Earnings

Johnson & Johnson Profit Falls, But Beats Forecast

Johnson & Johnson's third-quarter profit fell 6 percent because larger overhead and production costs and a one-time charge offset higher foreign sales.

Johnson & Johnson
AP

The health-care giant said Tuesday that net income was $3.2 billion, or $1.15 per share. That's down from $3.42 billion, or $1.23 per share, a year earlier.

Excluding a 9-cent charge for the pending acquisition of medical device maker Synthes, net income would have been $3.4 billion, or $1.24 per share.

The maker of baby products and biologic drugs had revenue totaling $16 billion, up 7 percent from a year ago.

Analysts polled by FactSet were expecting earnings per share of $1.21 and sales of $16.02 billion. Their estimates generally exclude one-time items.

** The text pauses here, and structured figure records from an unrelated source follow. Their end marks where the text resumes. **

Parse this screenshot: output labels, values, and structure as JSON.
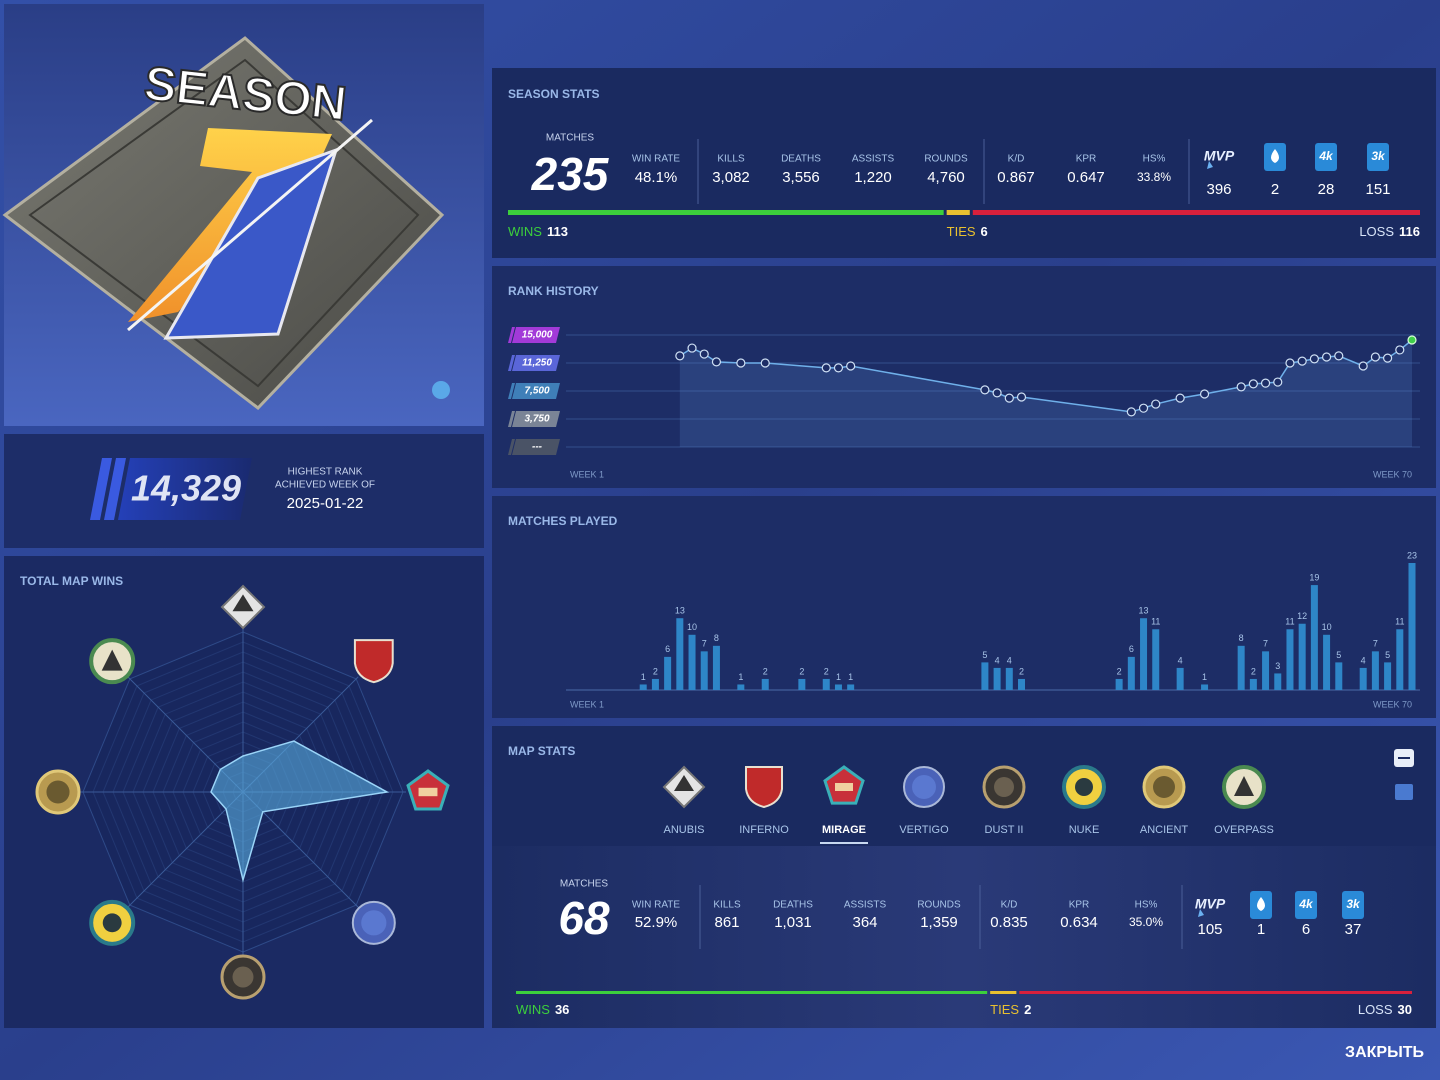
{
  "season_logo": {
    "title": "SEASON"
  },
  "highest_rank": {
    "value": "14,329",
    "label": "HIGHEST RANK",
    "sublabel": "ACHIEVED WEEK OF",
    "date": "2025-01-22"
  },
  "season_stats": {
    "title": "SEASON STATS",
    "matches": {
      "label": "MATCHES",
      "value": "235"
    },
    "stats": [
      {
        "label": "WIN RATE",
        "value": "48.1%"
      },
      {
        "label": "KILLS",
        "value": "3,082"
      },
      {
        "label": "DEATHS",
        "value": "3,556"
      },
      {
        "label": "ASSISTS",
        "value": "1,220"
      },
      {
        "label": "ROUNDS",
        "value": "4,760"
      },
      {
        "label": "K/D",
        "value": "0.867"
      },
      {
        "label": "KPR",
        "value": "0.647"
      },
      {
        "label": "HS%",
        "value": "33.8%"
      }
    ],
    "badges": [
      {
        "icon": "MVP",
        "value": "396"
      },
      {
        "value": "2"
      },
      {
        "icon": "4k",
        "value": "28"
      },
      {
        "icon": "3k",
        "value": "151"
      }
    ],
    "record": {
      "wins_label": "WINS",
      "wins": 113,
      "ties_label": "TIES",
      "ties": 6,
      "loss_label": "LOSS",
      "loss": 116,
      "colors": [
        "#3ccf3c",
        "#e8c030",
        "#d8203c"
      ]
    }
  },
  "chart_data": [
    {
      "type": "line",
      "title": "RANK HISTORY",
      "x": [
        10,
        11,
        12,
        13,
        15,
        17,
        22,
        23,
        24,
        35,
        36,
        37,
        38,
        47,
        48,
        49,
        51,
        53,
        56,
        57,
        58,
        59,
        60,
        61,
        62,
        63,
        64,
        66,
        67,
        68,
        69,
        70
      ],
      "values": [
        12200,
        13250,
        12450,
        11400,
        11250,
        11250,
        10600,
        10600,
        10850,
        7650,
        7250,
        6550,
        6700,
        4700,
        5200,
        5750,
        6550,
        7100,
        8050,
        8450,
        8550,
        8700,
        11250,
        11500,
        11800,
        12050,
        12200,
        10850,
        12050,
        11900,
        13000,
        14329
      ],
      "xlim": [
        1,
        70
      ],
      "xticks": [
        {
          "value": 1,
          "label": "WEEK 1"
        },
        {
          "value": 70,
          "label": "WEEK 70"
        }
      ],
      "ylim": [
        0,
        15000
      ],
      "yticks": [
        {
          "value": 0,
          "label": "---"
        },
        {
          "value": 3750,
          "label": "3,750"
        },
        {
          "value": 7500,
          "label": "7,500"
        },
        {
          "value": 11250,
          "label": "11,250"
        },
        {
          "value": 15000,
          "label": "15,000"
        }
      ],
      "tick_colors": [
        "#4a5366",
        "#7a8496",
        "#3f7fb8",
        "#5a66d8",
        "#a23ad8"
      ],
      "color": "#6fb0ea",
      "highlight_color": "#3fcf4a",
      "grid": true
    },
    {
      "type": "bar",
      "title": "MATCHES PLAYED",
      "x": [
        7,
        8,
        9,
        10,
        11,
        12,
        13,
        15,
        17,
        20,
        22,
        23,
        24,
        35,
        36,
        37,
        38,
        46,
        47,
        48,
        49,
        51,
        53,
        56,
        57,
        58,
        59,
        60,
        61,
        62,
        63,
        64,
        66,
        67,
        68,
        69,
        70
      ],
      "values": [
        1,
        2,
        6,
        13,
        10,
        7,
        8,
        1,
        2,
        2,
        2,
        1,
        1,
        5,
        4,
        4,
        2,
        2,
        6,
        13,
        11,
        4,
        1,
        8,
        2,
        7,
        3,
        11,
        12,
        19,
        10,
        5,
        4,
        7,
        5,
        11,
        23
      ],
      "xlim": [
        1,
        70
      ],
      "xticks": [
        {
          "value": 1,
          "label": "WEEK 1"
        },
        {
          "value": 70,
          "label": "WEEK 70"
        }
      ],
      "color": "#2e86c8"
    },
    {
      "type": "radar",
      "title": "TOTAL MAP WINS",
      "values": [
        9,
        18,
        36,
        7,
        22,
        6,
        8,
        8
      ],
      "rlim": [
        0,
        40
      ],
      "color": "#5aaee0"
    }
  ],
  "map_stats": {
    "title": "MAP STATS",
    "maps": [
      "ANUBIS",
      "INFERNO",
      "MIRAGE",
      "VERTIGO",
      "DUST II",
      "NUKE",
      "ANCIENT",
      "OVERPASS"
    ],
    "selected": 2,
    "matches": {
      "label": "MATCHES",
      "value": "68"
    },
    "stats": [
      {
        "label": "WIN RATE",
        "value": "52.9%"
      },
      {
        "label": "KILLS",
        "value": "861"
      },
      {
        "label": "DEATHS",
        "value": "1,031"
      },
      {
        "label": "ASSISTS",
        "value": "364"
      },
      {
        "label": "ROUNDS",
        "value": "1,359"
      },
      {
        "label": "K/D",
        "value": "0.835"
      },
      {
        "label": "KPR",
        "value": "0.634"
      },
      {
        "label": "HS%",
        "value": "35.0%"
      }
    ],
    "badges": [
      {
        "icon": "MVP",
        "value": "105"
      },
      {
        "value": "1"
      },
      {
        "icon": "4k",
        "value": "6"
      },
      {
        "icon": "3k",
        "value": "37"
      }
    ],
    "record": {
      "wins_label": "WINS",
      "wins": 36,
      "ties_label": "TIES",
      "ties": 2,
      "loss_label": "LOSS",
      "loss": 30,
      "colors": [
        "#3ccf3c",
        "#e8c030",
        "#d8203c"
      ]
    }
  },
  "close": "ЗАКРЫТЬ"
}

J&J , based in New Brunswick, N.J., raised the low end of its 2011 profit forecast, to betweem $4.95 and $5 per share, from its earlier forecast of $4.90 to $5 per share. Both sets of figures exclude one-time items.

Sales in all three J&J divisions — prescription drugs, consumer health care and medical devices and diagnostics — were down in the U.S.

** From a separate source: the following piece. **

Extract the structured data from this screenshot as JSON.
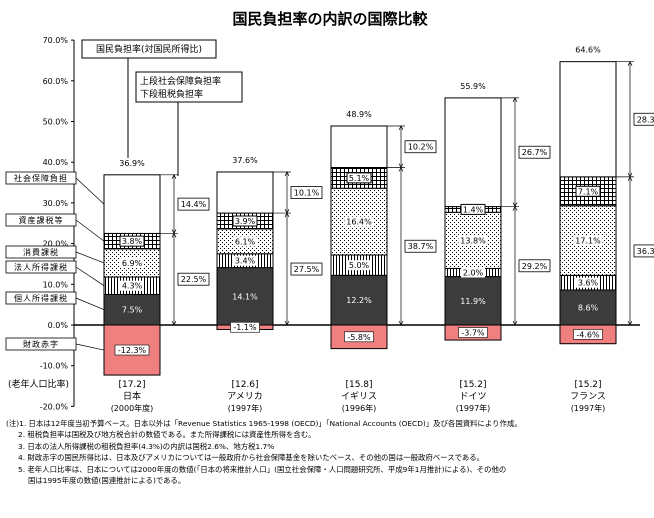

U.S. prescription drug revenue fell 6 percent, mainly due to generic competition for antibiotic Levaquin and the Duragesic pain patch. The consumer business declined 4.5 percent as a two-year-long stretch of product recalls, mainly nonprescriptin medicines made by its McNeil Consumer Healthcare Business, kept Tylenol, Motrin and other products off store shelves.

But international revenue rose 16.4 percent, with stronger results in all three divisions, driven by sales jumps in the Asia-Pacific and Africa regions and North and South America, excluding the U.S.

Worldwide revenue from medical devices and diagnostics rose 6.1 percent, to $6.28 billion. Prescription drug sales jumped 8.9 percent to $5.98 billion. Consumer product sales rose 4.9 percent at $3.74 billion.

"Our solid results this quarter reflect the success of many of our recently launched products," CEO William Weldon said in a statement.